15 Juillet 2024
— Une tradition, très répandue, fait du Bouddha un fils de roi. A la tête de cette constitution aristocratique il y avait effectivement p.118 un chef, établi nous ne savons d’après quelles règles, et qui portait le titre de roi ; dans l’espèce, ce titre ne devait guère désigner autre chose que la situation d’un « primus inter pares ». C’est cette dignité royale qu’aurait possédée Suddhodana, le père du Bouddha ; mais cette idée est complètement étrangère à la forme la plus ancienne sous laquelle nous soient parvenues les traditions au sujet de sa famille : il nous faut voir plutôt dans Suddhodana tout simplement un de ces grands et riches propriétaires fonciers que comptait la race des Sakyas : ce sont seulement les textes postérieurs qui en ont fait « le grand roi Suddhodana ». C’est ainsi que chez les Jaïnas, le père du fondateur de la secte, manifestement d’une condition analogue à celle du père du Bouddha, a été transformé plus tard en un puissant monarque.

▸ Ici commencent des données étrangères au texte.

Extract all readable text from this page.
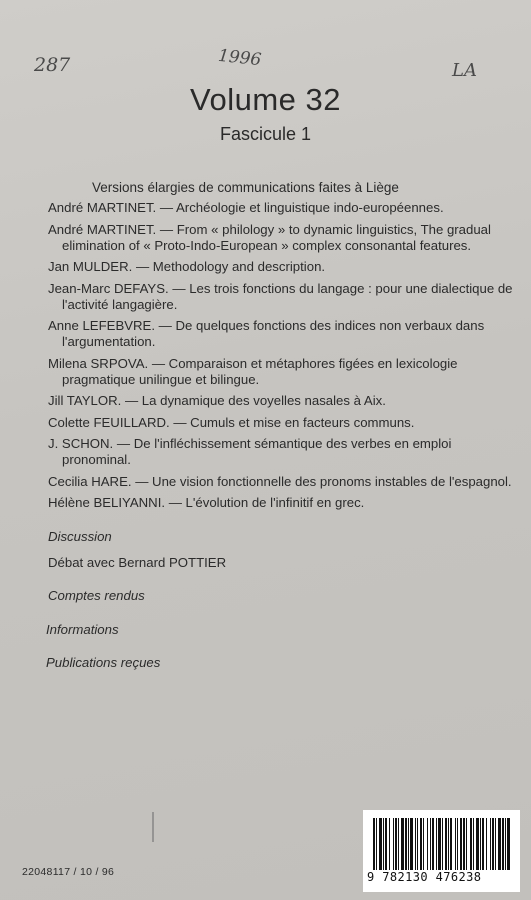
287	1996
LA
Volume 32
Fascicule 1
Versions élargies de communications faites à Liège

André MARTINET. — Archéologie et linguistique indo-européennes.

André MARTINET. — From « philology » to dynamic linguistics, The gradual elimination of « Proto-Indo-European » complex consonantal features.

Jan MULDER. — Methodology and description.

Jean-Marc DEFAYS. — Les trois fonctions du langage : pour une dialectique de l'activité langagière.

Anne LEFEBVRE. — De quelques fonctions des indices non verbaux dans l'argumentation.

Milena SRPOVA. — Comparaison et métaphores figées en lexicologie pragmatique unilingue et bilingue.

Jill TAYLOR. — La dynamique des voyelles nasales à Aix.

Colette FEUILLARD. — Cumuls et mise en facteurs communs.

J. SCHON. — De l'infléchissement sémantique des verbes en emploi pronominal.

Cecilia HARE. — Une vision fonctionnelle des pronoms instables de l'espagnol.

Hélène BELIYANNI. — L'évolution de l'infinitif en grec.

Discussion
Débat avec Bernard POTTIER
Comptes rendus
Informations
Publications reçues
22048117 / 10 / 96	9 782130 476238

La mère de l’enfant, Mâyâ,appartenait également à la famille des Sakyas : elle mourut de bonne heure, nous dit-on, sept jours après la naissance de son fils ; sa sœur Mahâpajâpatî, seconde épouse de Suddhodana, tint lieu de mère à l’enfant.
JEUNESSE. MARIAGE. — Le récit traditionnel, d’accord sans doute avec la vérité, veut que le jeune noble ait passé sa jeunesse à Kapilavatthu.
De l’enfance du Bouddha nous ne savons presque rien. On nous parle d’un demi-frère et d’une demi-sœur, célèbre pour sa beauté, tous deux enfants de Mahâpajâpati. Quelle différence d’âge les séparait de leur frère, c’est ce que nous ignorons.
Dans l’Inde d’alors, l’éducation des enfants de bonne famille était plutôt tournée vers les exercices physiques et guerriers que vers la connaissance du Véda : les Bouddhistes n’ont jamais attribué à leur maître aucune érudition en matière védique.
En ce temps, un jeune homme riche et de qualité, pour mener un train de vie confortable et conforme à son rang, ne devait pas posséder moins de trois palais, ayant chacun une disposition particulière. Ils étaient faits pour être habités tour à tour suivant les saisons : on avait un palais d’hiver, un palais d’été, un palais de saison-des-pluies. La tradition veut que le futur Bouddha ait aussi passé les années de sa jeunesse dans trois palais semblables ; sa vie se mouvait sur ce même fond de riches décors dont s’entouraient alors comme aujourd’hui, dans l’Inde, les habitations des Grands ; ce sont des jardins pleins d’ombre, avec des étangs de lotus, et, à la surface de ces étangs, ondule doucement comme un lit flottant de fleurs bariolées qui brillent au soleil et, le soir, répandent au loin leurs parfums ; ce sont aussi, hors de la ville, les grands parcs où l’on se rend en voiture ou à dos d’éléphant, et là, loin du bruit du monde, sous l’ombrage des grands arbres touffus, des manguiers, des pippalas et des sâlas, on trouve, dès le seuil, repos et solitude.
On nous dit que le futur Bouddha fut marié ; un des textes tardifs du canon pâli cite le nom de sa femme : Bhaddakaccâ 4, et laisse entendre qu’elle fut sa seule épouse légitime. Un fils né de ce mariage, Râhula, devint plus tard membre de l’ordre des religieux. Nous n’avons aucune raison de regarder ces détails comme inventés après coup, tout au contraire ; les plus anciennes traditions nous les donnent sans dessein et en passant : jamais la personne de Râhula ou de sa mère n’a servi de moyen d’édification ni de prétexte à situations pathétiques. Qu’on songe enfin au rôle que joue, dans la conception morale et les règles monastiques des Bouddhistes, le devoir d’étroite chasteté, et l’on se convaincra que nous sommes en présence de faits réels et non d’inventions arbitraires ; si l’on avait altéré ici l’histoire, ç’aurait été dans un tout autre sens : loin d’inventer de toutes pièces. Un mariage, on n’aurait songé qu’à dissimuler ce fait que le futur Bouddha avait été marié.